Bulerías para los hermanos Grimm

Título Original: BLANCANIEVES Dirección y guión :  Pablo Berger     Intérpretes: Maribel Verdú, Pere Ponce, Daniel Giménez Cacho,  Ángela Molina, Inma Cuesta, Macarena García, Sofía Oria y Ramón Barea  Nacionalidad: España y Francia. 2012   Duración: 90 minutos ESTRENO: Octubre 2012.

Como acontece en el mundo taurino, referente que construye el paisaje y paisanaje de esta Blancanieves de aires flamencos, Berger sacude la muleta de los cuentos infantiles al tiempo que esconde, en la mano opuesta, el acero de las pesadillas. Entrar al trapo y evocar The Artist o fijarse exclusivamente en el maravilloso mundo de los hermanos Grimm como referente de lo que en esta película nos aguarda, puede provocar un cortocircuito en el entendimiento. Y sin luz, lo inevitable: el naufragio de su comprensión.

Ya que The Artist proyecta un espejismo impostor, conviene aclarar que lo que en la cinta del francés Hazanavicius mira a Hollywood para saludar con alborozo el advenimiento del cine sonoro y el ocaso del cine silente;  en Blancanieves, hace lo contrario. Hazanavicius pretendía recrear y divertir, Berger vela y desvela para tratar de seducir y estremecer. Y lo hace con un agridulce tono cinéfago que se mueve entre el juego gamberro, el homenaje sincero y la incursión desnuda en el abismo de lo siniestro.

El primer espasmo que marca el nacimiento de esta Blancanieves, al decir de su autor, se ubica en un viejo filme de 1923, prácticamente el tiempo en el que acontece su aventura sevillana; hablamos de Avaricia de Eric von Stroheim. Es allí donde mana la poética dolorosa, ingenua y perversa que le atrapó  a Berger hace años cuando contempló el filme de Stroheim. O lo que quedó de él porque como se sabe, fue un filme herido,  roto y desmembrado. Stroheim filmó un centenar de horas. Pensaba condensarlas en nueve que quedaron en poco mas de 120 minutos. Eran otros tiempos, tiempos excesivos, inimitables e inimitados.

Algo de Avaricia, enfermedad del espíritu que envilece a quien se contagia, recorre las venas de la impagable madrastra que encarna Maribel Verdú.  Una Verdú que conforma, junto a Charlize Theron y Julia Roberts, la consagración del tiempo de las madrastras. En el espejo de este siglo XXI son ellas las más fascinantes.

Berger es cineasta de producción escasa. O sea cuando filma lo hace muy en serio y hace lo que le gusta. Se toma mucho tiempo en una industria que exprime el éxito y compra almas. Y con Blancanieves, antes de rodar, Berger tuvo tiempo de leer todos los cuentos (de los hermanos Grimm), de verse todo el cine mudo y de calcular con descaro cómo podría fundir el periplo de Freaks (1932) con los integrantes del llamado Bombero Torero. Esos mil detalles y un reparto escogido con esmero y precisión explican la clave de su solidez interior.
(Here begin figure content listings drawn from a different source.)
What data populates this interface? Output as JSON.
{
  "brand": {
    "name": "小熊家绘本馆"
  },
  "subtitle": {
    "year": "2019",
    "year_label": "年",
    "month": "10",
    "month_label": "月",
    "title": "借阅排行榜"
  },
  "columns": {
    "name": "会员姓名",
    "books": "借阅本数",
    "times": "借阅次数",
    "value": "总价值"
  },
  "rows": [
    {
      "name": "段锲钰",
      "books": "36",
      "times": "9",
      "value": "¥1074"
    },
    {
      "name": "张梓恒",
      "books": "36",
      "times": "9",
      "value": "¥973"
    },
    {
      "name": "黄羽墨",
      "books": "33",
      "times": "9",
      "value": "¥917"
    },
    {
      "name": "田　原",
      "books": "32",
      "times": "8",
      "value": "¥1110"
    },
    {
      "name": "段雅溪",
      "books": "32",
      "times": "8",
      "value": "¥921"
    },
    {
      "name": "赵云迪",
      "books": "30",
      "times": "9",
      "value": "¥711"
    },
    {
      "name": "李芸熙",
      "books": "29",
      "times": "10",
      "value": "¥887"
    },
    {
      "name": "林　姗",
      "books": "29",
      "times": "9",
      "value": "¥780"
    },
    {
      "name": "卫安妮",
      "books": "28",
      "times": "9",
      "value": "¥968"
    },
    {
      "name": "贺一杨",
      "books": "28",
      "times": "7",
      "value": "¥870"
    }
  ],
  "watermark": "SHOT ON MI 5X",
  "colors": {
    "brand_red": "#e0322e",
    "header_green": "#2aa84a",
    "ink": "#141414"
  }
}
De ese modo, Berger recupera para el cine español el valor de lo singular, el extraño toque de un cine bizarro capaz de pasearse por los iconos de la tradición sin ser tradicional; de recrear la épica taurina sin exaltar la sangre. Hábil para subvertir los cuentos de hadas con el reclamo del cine cuando éste no había mordido la manzana del descreimiento, Berger hace de su Blancanieves un divertimento brillante, ingenuo y febril. Cada encuadre se debe a una estrategia empeñada en hurgar en la exaltación. De los muchos cristales en los que Berger busca reflejarse, hay que citar al Maddin de sus ejercicios más radicales, al Buñuel de sus excesos surrealistas, a Eisenstein, a Gance y a Murnau. Una diferencia sustancial les separa. El sentido del humor de Berger se impone desde el primer momento. Su Blancanieves se disfraza con los modos de los años 20 pero sus bromas pertenecen al año 2012, aunque siga creyendo que lo que importa reside en la vieja necesidad del ser humano de oir historias simbólicas que le ordenen del caos. Para él se reinventa una Blancanieves que, como Dolorosa ibérica, vierte una lágrima sin consuelo.